Fawn Barrie, the Executive Director of the Oregon Wine Council, expressed her concern over the OHA's decision to withhold these findings. This decision comes into sharper focus considering the OHA's continued advocacy for increased taxes on local wine producers. With the Task Force on Alcohol Pricing and Addiction Services set to convene on February 1st, where the OHA is scheduled to present, calls for accountability are growing louder.

Jana McKamey, Executive Director of the Oregon Winegrowers Association, criticized the lack of transparency from the state's public health agency. She emphasized the wine industry's commitment to promoting responsible drinking and addressing underage drinking, underscoring the need for effective use of existing resources to combat problem drinking.

The report in question found that a staggering 664 percent increase in wine taxes might only reduce consumption among excessive drinkers by about two percent. This reduction could be even less significant when considering the likelihood of these individuals turning to other substances. The report suggests that higher prices may not effectively reduce alcohol consumption among heavy or binge drinkers, who contribute significantly to the economic costs associated with alcohol consumption.

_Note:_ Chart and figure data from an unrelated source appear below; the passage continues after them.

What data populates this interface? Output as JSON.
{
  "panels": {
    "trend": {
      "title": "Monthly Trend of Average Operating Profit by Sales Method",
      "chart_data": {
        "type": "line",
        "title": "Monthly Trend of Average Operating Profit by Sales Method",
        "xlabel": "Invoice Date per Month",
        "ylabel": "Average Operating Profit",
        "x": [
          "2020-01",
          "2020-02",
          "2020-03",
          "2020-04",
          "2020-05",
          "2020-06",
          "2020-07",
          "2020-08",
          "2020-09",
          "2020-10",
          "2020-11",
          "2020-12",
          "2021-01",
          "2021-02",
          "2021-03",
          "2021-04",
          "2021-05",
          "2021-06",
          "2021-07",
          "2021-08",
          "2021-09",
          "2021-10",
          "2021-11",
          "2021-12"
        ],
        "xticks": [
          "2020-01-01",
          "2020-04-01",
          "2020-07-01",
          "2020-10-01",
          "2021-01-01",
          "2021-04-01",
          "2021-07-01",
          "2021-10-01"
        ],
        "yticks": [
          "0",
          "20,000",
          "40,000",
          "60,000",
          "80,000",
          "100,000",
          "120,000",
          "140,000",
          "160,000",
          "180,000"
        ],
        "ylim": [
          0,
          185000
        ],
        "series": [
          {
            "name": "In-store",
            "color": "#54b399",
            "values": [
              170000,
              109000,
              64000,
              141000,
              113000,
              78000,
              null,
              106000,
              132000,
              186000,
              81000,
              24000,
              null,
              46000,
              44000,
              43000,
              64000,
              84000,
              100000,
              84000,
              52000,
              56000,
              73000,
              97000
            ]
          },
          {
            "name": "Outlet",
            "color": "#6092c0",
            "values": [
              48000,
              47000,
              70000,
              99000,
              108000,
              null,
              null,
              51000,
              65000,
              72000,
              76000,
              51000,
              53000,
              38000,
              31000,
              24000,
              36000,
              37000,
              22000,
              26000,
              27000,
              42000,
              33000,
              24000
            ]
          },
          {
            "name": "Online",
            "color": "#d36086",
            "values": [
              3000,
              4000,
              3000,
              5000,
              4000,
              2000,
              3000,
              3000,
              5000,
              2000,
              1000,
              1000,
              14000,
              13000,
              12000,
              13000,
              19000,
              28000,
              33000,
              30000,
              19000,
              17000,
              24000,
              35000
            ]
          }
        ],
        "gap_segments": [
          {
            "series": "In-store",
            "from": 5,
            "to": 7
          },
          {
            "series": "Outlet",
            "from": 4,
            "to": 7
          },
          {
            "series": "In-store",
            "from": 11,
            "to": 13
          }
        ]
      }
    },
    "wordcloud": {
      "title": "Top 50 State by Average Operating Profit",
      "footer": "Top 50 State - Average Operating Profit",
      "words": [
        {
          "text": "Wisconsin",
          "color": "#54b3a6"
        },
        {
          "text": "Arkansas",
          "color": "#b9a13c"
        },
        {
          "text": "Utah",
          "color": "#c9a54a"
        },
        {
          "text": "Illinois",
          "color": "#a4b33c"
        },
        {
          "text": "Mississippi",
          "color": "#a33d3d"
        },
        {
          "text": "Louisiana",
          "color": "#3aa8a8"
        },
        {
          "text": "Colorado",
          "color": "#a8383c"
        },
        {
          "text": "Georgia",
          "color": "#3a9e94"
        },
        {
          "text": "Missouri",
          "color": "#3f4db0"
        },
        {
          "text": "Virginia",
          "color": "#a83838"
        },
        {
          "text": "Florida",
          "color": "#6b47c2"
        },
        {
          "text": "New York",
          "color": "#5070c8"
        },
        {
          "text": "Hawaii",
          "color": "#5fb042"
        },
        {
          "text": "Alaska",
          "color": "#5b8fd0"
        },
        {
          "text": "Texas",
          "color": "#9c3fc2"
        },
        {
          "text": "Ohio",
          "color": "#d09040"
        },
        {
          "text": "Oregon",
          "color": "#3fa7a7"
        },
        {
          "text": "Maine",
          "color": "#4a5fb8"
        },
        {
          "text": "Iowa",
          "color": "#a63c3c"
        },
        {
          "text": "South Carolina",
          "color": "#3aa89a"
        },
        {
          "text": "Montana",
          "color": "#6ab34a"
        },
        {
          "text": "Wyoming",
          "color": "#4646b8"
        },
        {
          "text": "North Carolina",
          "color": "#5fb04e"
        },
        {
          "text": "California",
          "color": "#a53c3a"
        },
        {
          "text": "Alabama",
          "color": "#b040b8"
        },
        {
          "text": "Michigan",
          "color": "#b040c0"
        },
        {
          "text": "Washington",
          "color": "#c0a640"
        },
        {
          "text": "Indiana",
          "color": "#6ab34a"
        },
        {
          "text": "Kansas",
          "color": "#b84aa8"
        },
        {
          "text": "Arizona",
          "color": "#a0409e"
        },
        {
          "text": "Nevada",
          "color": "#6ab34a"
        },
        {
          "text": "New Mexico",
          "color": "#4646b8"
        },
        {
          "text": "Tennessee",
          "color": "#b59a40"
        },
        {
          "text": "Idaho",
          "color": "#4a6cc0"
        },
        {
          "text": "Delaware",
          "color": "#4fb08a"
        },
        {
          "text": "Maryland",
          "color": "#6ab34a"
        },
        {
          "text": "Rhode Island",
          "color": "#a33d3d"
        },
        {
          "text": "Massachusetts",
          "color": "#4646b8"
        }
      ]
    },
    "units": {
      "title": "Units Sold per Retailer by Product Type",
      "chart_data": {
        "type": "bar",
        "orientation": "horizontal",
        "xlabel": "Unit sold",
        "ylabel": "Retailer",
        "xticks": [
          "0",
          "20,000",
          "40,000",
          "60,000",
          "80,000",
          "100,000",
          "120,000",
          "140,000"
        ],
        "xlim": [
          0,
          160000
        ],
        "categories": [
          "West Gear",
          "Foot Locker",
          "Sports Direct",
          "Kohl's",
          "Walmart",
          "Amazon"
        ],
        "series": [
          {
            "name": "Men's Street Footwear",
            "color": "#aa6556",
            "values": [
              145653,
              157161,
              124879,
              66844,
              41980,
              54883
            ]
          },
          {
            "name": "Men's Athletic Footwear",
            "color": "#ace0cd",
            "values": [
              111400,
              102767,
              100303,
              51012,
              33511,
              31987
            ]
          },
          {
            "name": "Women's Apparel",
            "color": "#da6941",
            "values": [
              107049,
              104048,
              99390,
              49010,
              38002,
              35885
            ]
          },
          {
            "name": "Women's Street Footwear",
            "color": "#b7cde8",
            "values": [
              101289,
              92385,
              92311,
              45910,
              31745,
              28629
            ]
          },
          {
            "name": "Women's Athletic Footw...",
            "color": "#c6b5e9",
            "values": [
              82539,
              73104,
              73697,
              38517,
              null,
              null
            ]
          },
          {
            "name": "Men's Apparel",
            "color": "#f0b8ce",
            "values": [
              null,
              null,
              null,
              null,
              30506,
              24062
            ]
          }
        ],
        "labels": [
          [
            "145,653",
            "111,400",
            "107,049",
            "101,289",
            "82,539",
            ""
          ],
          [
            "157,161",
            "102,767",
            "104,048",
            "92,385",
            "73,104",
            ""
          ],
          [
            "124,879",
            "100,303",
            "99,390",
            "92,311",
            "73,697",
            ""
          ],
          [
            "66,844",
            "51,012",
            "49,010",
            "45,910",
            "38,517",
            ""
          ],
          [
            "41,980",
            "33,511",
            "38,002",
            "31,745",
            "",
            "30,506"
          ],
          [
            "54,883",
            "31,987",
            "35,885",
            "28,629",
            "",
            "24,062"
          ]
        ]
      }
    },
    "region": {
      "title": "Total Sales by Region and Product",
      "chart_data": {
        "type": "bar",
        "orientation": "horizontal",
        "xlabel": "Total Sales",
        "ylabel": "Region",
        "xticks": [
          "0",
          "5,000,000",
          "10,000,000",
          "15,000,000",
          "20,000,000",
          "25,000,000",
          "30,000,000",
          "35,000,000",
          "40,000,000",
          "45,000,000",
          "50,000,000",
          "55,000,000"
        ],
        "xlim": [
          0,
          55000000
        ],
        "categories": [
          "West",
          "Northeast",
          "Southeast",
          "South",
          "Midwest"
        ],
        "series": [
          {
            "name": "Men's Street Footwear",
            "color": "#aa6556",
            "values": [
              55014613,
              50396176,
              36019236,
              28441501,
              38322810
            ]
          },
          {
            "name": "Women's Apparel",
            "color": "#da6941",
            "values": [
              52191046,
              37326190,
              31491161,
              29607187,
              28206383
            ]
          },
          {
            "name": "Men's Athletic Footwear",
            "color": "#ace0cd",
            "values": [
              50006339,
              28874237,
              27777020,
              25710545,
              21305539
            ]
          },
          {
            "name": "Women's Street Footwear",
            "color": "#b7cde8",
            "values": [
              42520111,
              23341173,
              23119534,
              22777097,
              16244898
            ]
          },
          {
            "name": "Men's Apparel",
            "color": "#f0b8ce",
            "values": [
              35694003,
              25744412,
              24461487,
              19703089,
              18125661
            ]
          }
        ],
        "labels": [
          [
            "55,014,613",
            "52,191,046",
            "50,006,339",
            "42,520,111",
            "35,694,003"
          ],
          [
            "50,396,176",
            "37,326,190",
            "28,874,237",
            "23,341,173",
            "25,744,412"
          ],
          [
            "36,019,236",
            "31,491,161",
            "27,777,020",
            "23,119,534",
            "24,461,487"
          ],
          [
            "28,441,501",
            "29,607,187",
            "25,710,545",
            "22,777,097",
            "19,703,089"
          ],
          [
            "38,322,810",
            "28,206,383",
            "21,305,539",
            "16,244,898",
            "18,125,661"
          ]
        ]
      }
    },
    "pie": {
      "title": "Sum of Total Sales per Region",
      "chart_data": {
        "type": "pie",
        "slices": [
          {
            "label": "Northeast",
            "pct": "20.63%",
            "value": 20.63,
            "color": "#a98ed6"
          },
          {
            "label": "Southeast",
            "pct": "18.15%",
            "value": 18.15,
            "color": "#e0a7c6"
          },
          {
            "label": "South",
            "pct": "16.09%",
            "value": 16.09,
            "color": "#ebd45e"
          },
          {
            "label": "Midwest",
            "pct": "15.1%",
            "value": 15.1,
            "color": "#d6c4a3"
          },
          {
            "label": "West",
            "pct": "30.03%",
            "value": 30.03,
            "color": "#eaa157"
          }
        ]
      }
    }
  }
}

This news comes at a particularly challenging time for Oregon's wineries. The industry is already grappling with a host of issues, including reduced consumption and tourism, inflation, supply chain disruptions, labor shortages, and the devastating impacts of wildfires. The proposed tax increase, which wineries might struggle to pass onto consumers due to market conditions, adds another layer of complexity. Oregon's lack of a sales tax means that this burden falls directly on the producers. Moreover, Oregon wines are already priced higher than those from neighboring states, primarily due to higher production costs and lower yields.

The allocation of alcohol tax revenue in Oregon is also under scrutiny. Currently, only a small fraction of this revenue is directed towards mental health and drug addiction recovery and treatment. Despite Oregon spending more on these issues than most states, its behavioral health services rank near the bottom nationally.

In response to these revelations and ongoing challenges, the Oregon Winegrowers Association and the Oregon Wine Council are reaffirming their commitment to collaborating with the Task Force. They aim to discuss more effective ways to utilize existing tax revenue for addiction treatment and behavioral health services, seeking solutions that support both public health and the vitality of the Oregon wine industry.